Step counter? Check. Calories burned? Check. Distance travelled? Check. Incoming call notifications? Check. These days, it seems it’s no longer enough for a fitness tracker to do the usual activity tracking they used to be good for; they’re increasingly being designed to offer basic smartwatch capabilities as well.
One such wearable is the Striiv Fusion Lite, which, with a relatively smaller price tag of $99, might make you wonder if there’s going to be a corresponding cut in quality. The answer? No, not really — though there are some noticeable differences between the Fusion Lite and higher-end fitness tracking devices. Here’s a look at what it offers:
The Fusion Lite has an inconspicuous and basic design. So if you are looking to make a statement with a flashy band, this might not be the wearable for you.
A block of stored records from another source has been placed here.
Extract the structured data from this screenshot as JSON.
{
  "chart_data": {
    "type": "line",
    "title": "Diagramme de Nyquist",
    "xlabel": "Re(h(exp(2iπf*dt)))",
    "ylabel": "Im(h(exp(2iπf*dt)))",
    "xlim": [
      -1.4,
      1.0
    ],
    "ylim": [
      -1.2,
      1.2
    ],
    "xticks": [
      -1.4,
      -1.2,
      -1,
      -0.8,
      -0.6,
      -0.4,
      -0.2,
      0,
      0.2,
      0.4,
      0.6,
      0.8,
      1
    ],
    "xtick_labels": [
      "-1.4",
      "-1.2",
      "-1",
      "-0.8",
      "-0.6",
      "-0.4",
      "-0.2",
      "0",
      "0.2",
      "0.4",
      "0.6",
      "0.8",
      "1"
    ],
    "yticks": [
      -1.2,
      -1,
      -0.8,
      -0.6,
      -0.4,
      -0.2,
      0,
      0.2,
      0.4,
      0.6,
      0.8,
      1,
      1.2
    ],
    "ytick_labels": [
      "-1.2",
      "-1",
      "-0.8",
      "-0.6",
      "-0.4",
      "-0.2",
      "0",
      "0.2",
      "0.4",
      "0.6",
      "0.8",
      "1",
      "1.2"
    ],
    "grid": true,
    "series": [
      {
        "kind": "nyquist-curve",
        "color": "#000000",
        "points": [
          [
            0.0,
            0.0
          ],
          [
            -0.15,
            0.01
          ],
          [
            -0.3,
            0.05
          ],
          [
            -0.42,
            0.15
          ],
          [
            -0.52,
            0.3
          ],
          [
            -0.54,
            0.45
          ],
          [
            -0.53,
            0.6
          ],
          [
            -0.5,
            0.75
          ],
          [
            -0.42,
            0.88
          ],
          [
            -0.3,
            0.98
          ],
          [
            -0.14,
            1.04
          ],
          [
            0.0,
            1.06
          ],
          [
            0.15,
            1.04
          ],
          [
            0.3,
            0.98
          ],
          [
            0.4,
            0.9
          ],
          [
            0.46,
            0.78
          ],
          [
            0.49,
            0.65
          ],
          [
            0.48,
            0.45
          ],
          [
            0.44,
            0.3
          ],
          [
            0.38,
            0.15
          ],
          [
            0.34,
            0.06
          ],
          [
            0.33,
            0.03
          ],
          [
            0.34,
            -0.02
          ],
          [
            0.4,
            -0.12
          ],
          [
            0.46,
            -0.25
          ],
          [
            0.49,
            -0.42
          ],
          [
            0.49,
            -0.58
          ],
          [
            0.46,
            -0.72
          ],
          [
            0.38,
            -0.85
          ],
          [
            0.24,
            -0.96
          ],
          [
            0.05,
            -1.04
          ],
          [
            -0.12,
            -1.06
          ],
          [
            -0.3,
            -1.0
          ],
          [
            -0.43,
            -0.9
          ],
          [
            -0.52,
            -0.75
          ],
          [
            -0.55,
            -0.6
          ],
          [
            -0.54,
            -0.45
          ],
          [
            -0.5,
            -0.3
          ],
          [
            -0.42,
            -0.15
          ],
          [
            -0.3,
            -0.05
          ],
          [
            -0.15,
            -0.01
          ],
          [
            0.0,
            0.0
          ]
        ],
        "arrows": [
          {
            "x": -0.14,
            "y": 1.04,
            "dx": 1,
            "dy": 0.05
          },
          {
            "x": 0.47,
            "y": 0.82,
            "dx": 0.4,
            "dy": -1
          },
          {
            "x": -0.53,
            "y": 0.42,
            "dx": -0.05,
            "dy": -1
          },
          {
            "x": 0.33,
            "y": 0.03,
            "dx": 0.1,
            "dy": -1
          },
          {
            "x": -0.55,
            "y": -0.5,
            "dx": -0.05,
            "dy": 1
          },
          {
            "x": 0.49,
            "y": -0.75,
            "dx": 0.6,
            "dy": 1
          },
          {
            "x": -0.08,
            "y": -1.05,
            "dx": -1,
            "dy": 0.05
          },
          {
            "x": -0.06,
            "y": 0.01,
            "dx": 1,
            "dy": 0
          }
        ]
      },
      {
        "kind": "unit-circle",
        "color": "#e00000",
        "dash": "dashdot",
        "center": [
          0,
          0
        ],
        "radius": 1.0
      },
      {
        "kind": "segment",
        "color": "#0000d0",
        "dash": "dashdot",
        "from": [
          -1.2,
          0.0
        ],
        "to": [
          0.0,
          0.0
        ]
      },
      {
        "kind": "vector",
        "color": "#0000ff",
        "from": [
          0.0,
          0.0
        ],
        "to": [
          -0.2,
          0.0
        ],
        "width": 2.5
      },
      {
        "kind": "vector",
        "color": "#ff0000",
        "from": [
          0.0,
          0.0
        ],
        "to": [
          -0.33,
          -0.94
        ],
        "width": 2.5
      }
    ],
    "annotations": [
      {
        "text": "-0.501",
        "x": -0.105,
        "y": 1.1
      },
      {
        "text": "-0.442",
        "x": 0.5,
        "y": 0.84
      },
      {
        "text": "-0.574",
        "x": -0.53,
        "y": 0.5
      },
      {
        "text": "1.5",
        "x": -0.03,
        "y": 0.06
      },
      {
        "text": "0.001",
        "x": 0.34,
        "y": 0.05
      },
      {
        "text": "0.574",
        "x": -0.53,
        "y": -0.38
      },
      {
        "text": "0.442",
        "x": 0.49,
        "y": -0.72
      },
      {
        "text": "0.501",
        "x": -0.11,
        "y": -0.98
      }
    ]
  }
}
That said, if you want a gadget that will pair with any and every piece of clothing in your wardrobe, you could consider the Fusion Lite.
The device comes with a strap that requires you to snap the clasp closed via a metal stud — something that can be quite hard to manoeuvre one-handed, and which I never really fancied. However, the locking mechanism is fairly sturdy and unlike the old Fitbit Flex, doesn’t fall off easily. The device itself is made of plastic, which keeps its weight down. Unfortunately, this makes it feel rather cheap, unlike higher-end devices that have a more solid touch.
What’s great about the design though, is the Fusion Lite’s touch screen. Being able to view your daily metrics with a swipe — as opposed to having to press a button — is pretty cool and futuristic. The screen resolution may be fairly pixelated, but I found it decent enough; it can be viewed clearly in both dark and bright conditions.
This is without a doubt a staple of all fitness trackers. The chip and algorithm used by Striiv to track steps is awesome, and I found it to be incredibly accurate. Flailing your hands around doesn’t increase step count, unlike some other trackers. It is also the only tracker I’ve gotten to date that doesn’t log me riding on my electrical scooter as sprinting, adding in a chunk of uncredited steps into my daily count.
Estimated distance is also another metric the Fusion Lite calculates based on your step count. The Striiv software takes into account your height to give you an approximate stride length, which turned out to be a good estimation for me.
This is one area in which the Fusion Lite differs from other trackers: it doesn’t take into account your Basal Metabolic Rate (BMR); calorie readings are calculated based solely on the steps you have taken. This is not necessarily a bad thing as it gives you a good idea of how many calories you burn actively, and is a metric you can strive to increase on a regular basis.
Sleep tracking with the Fusion Lite is extremely basic. It was kind of disappointing for two reasons. Firstly, it was not automatic. I had to manually tap on the sleep button to trigger sleep mode, and when you wake up, you have to manually stop sleep mode as well. Failing to do so means you won’t be able to view your sleep data for the night, and if you forget to end sleep mode, you will miss out on step tracking during the day.
Secondly, the Fusion Lite does not track sleep quality. Instead, it only tracks how many times you wake during your sleep. It might be good enough for most, but it certainly pales in comparison with other devices.
The Fusion Lite is probably one of the few budget fitness trackers that allow you to integrate call notifications, though it does not support message notifications unlike its more advanced counterpart, the Striiv Fusion.
Striiv Activity Tracker App
The Striiv Activity Tracker app is fairly basic, but is a clean app I can appreciate. No fluff, just good old data. It also comes with one particularly interesting feature, the Striiv MyLand game. In this game, you use coins and energy to build structures and plants on a virtual island. Coins can be farmed whereas energy is earned from your daily activities — the number of steps you take. So the aim of the game is to get you moving, which is a surprisingly good motivator.
At only $99, the Striiv Fusion Lite is a decent entry-level fitness tracker with the added bonus of letting you receive call notifications. Is it a superb device? Probably not, but it fulfils the basic requirements that most average Joes seek — to keep track of your daily activity levels and encourage you to steer away from a sedentary lifestyle. However, if you are serious about taking your fitness to the next level, you might want to consider higher-end fitness trackers which may cost more, but will offer you a more comprehensive experience.